Appalachia is around 205,000 square miles of hills, hollers, forests and swamps. The people down there tend to be a little more rough and tumble. Most of the men look like they can fight and have been in fights. Compared to most suburban men, they are like a different species. Spend time in public around suburban men and it is startling how soft they are. They talk softly and meekly, the look like their mom dressed them for the first day of school, they look like they would die of fright if you startled them. It is the result of decades of conditioning that seeks to stamp out any overt masculinity. When they are with their family, they look helpless. They defer to their wives and have no palpable authority over their children. The guys in Appalachia? They look like they would pop you in the mouth if it were called for.

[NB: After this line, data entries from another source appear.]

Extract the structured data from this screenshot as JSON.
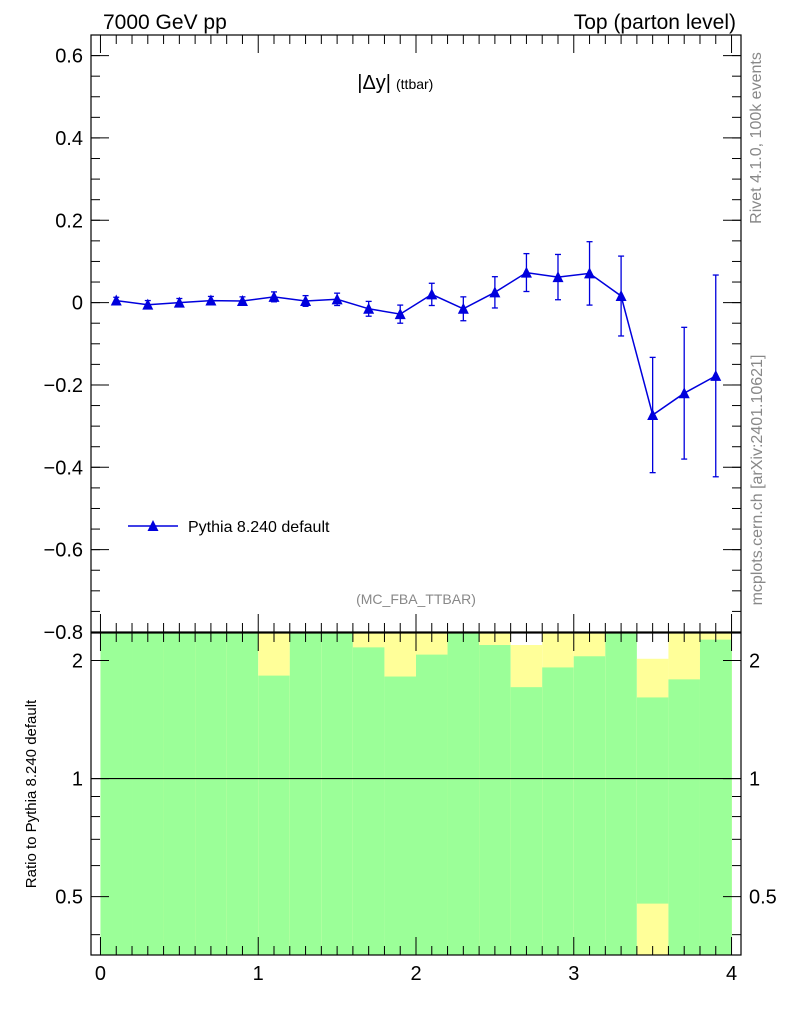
{
  "header": {
    "left": "7000 GeV pp",
    "right": "Top (parton level)"
  },
  "side": {
    "rivet": "Rivet 4.1.0,  100k events",
    "mcplots": "mcplots.cern.ch [arXiv:2401.10621]"
  },
  "colors": {
    "series": "#0000dd",
    "band_green": "#9bff98",
    "band_yellow": "#ffff99",
    "band_white": "#ffffff"
  },
  "chart_data": {
    "type": "line",
    "title": "|Δy|",
    "title_suffix": "(ttbar)",
    "analysis": "(MC_FBA_TTBAR)",
    "xlabel": "",
    "ylabel": "",
    "xlim": [
      -0.06,
      4.06
    ],
    "ylim": [
      -0.8,
      0.65
    ],
    "yticks": [
      0.6,
      0.4,
      0.2,
      0,
      -0.2,
      -0.4,
      -0.6,
      -0.8
    ],
    "ytick_labels": [
      "0.6",
      "0.4",
      "0.2",
      "0",
      "−0.2",
      "−0.4",
      "−0.6",
      "−0.8"
    ],
    "series": [
      {
        "name": "Pythia 8.240 default",
        "x": [
          0.1,
          0.3,
          0.5,
          0.7,
          0.9,
          1.1,
          1.3,
          1.5,
          1.7,
          1.9,
          2.1,
          2.3,
          2.5,
          2.7,
          2.9,
          3.1,
          3.3,
          3.5,
          3.7,
          3.9
        ],
        "y": [
          0.005,
          -0.005,
          0.0,
          0.005,
          0.004,
          0.014,
          0.004,
          0.008,
          -0.015,
          -0.028,
          0.02,
          -0.015,
          0.025,
          0.073,
          0.062,
          0.071,
          0.016,
          -0.273,
          -0.22,
          -0.178
        ],
        "err": [
          0.008,
          0.01,
          0.01,
          0.01,
          0.01,
          0.012,
          0.013,
          0.015,
          0.018,
          0.022,
          0.027,
          0.029,
          0.038,
          0.046,
          0.055,
          0.077,
          0.097,
          0.14,
          0.16,
          0.245
        ]
      }
    ],
    "ratio": {
      "ylabel": "Ratio to Pythia 8.240 default",
      "ylim": [
        0.355,
        2.35
      ],
      "log": true,
      "yticks": [
        2,
        1,
        0.5
      ],
      "ytick_labels": [
        "2",
        "1",
        "0.5"
      ],
      "xticks": [
        0,
        1,
        2,
        3,
        4
      ],
      "xtick_labels": [
        "0",
        "1",
        "2",
        "3",
        "4"
      ],
      "reference": 1,
      "bins": [
        0.0,
        0.2,
        0.4,
        0.6,
        0.8,
        1.0,
        1.2,
        1.4,
        1.6,
        1.8,
        2.0,
        2.2,
        2.4,
        2.6,
        2.8,
        3.0,
        3.2,
        3.4,
        3.6,
        3.8,
        4.0
      ],
      "green_upper": [
        2.35,
        2.35,
        2.35,
        2.35,
        2.35,
        1.83,
        2.35,
        2.35,
        2.16,
        1.82,
        2.07,
        2.35,
        2.19,
        1.71,
        1.92,
        2.05,
        2.35,
        1.61,
        1.79,
        2.26
      ],
      "yellow_upper": [
        2.35,
        2.35,
        2.35,
        2.35,
        2.35,
        2.35,
        2.35,
        2.35,
        2.35,
        2.35,
        2.35,
        2.35,
        2.35,
        2.19,
        2.35,
        2.35,
        2.35,
        2.02,
        2.35,
        2.35
      ],
      "yellow_bottom": [
        null,
        null,
        null,
        null,
        null,
        null,
        null,
        null,
        null,
        null,
        null,
        null,
        null,
        null,
        null,
        null,
        null,
        0.48,
        null,
        null
      ]
    }
  }
}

Something else interesting about Appalachia is that is forms a natural barrier between the East Coast urban centers and the heartland. You know the heartland, where food is raised, stuff is made, gasoline is refined, coal is dug, etc.
(https://www.arc.gov/appalachian_region/MapofAppalachia.asp) |
The stuff people in New York, Boston, Phillie, D.C. etc. need has to come by ship or come across the Appalachian region by road or rail. Get those people stirred up and that could become very difficult. A similar although less populous situation appears in the Rockies, especially when it comes to water for L.A
For comparison, Vietnam is only around 128,000 square miles, or about 60% of the size of Appalachia. Afghanistan is around 251,000 square miles, and while much of Afghanistan is hilly or mountainous, it is a pretty barren, arid country in terms of vegetation. We are still seeing how easy it is to subdue places like that.
There are over 25 million people across Appalachia. It would only take a small percentage of them to wreak havoc on railways and roads crossing Appalachia. Pipelines, rail lines, highways, all bring necessary materials to those big cities. How long would it take before gas started running out or shelves in stores sat empty?
Hopefully it won’t come to that and I am in no way advocating anyone engage in illegal and/or violent acts. Just know that it will take more to bring the American people under control than locking down the big cities.
My family came from Appalachia coal mines, they even named a town after them in WV. Some of my family and friends are talking about moving back there on a large family estate and helping each other out as many age and need assistance, and large 100+ acre tracks are Relatively cheap. The area in WV is over 98% white. Ive often said in a WW3, CW2 situation, Appalachia will be a hold out for just about any SHTF.